Pickle est un chat mâle castré Européen de 4 ans, tigré brun et blanc à poils mi-longs. Les propriétaires prennent rendez-vous à la clinique car ils pensent que leur chat est hyperthyroïdien et souhaitent obtenir un traitement.
Charlotte LEPOURRY
Octobre 2024
Commémoratifs
Pickle est vacciné contre le typhus, le coryza, la leucose féline et la rage. Il vit à la campagne, en maison avec un libre accès au jardin, mais sort très peu.
Il est en contact avec un autre chat.
Leurs derniers vermifuges remontent à plusieurs mois, mais ils reçoivent un traitement anti-puces régulier mensuel à l’aide de pipettes de fipronil.
Pickle refuse les croquettes, il est donc nourri avec une alimentation ménagère, qui varie selon ce que mangent les propriétaires.
Anamnèse
Les propriétaires rapportent de nombreux symptômes gênants qui affectent Pickle, présents depuis plusieurs semaines et ayant tendance à l’aggravation.

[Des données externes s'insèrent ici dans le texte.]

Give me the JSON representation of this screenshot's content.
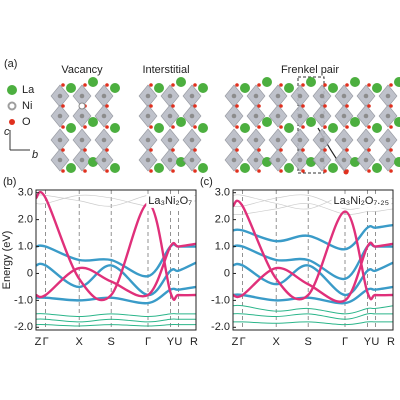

Il est agité et réclame constamment à manger et à boire, malgré cela il a perdu du poids. Il urine et défèque dans la maison tous les jours.
Les symptômes dermatologiques inquiètent peu les propriétaires, mais ils nous signalent quand même qu’il perd ses poils. Nous apprenons de plus que Pickle a depuis « toujours » des petites croûtes, sur la tête notamment, sans que cela n’ait jamais motivé de consultation. Le prurit est par ailleurs décrit comme intense et habituel ! Pickle se lèche presque en permanence. Ils ne savent pas si les lésions l’ont précédé ou non.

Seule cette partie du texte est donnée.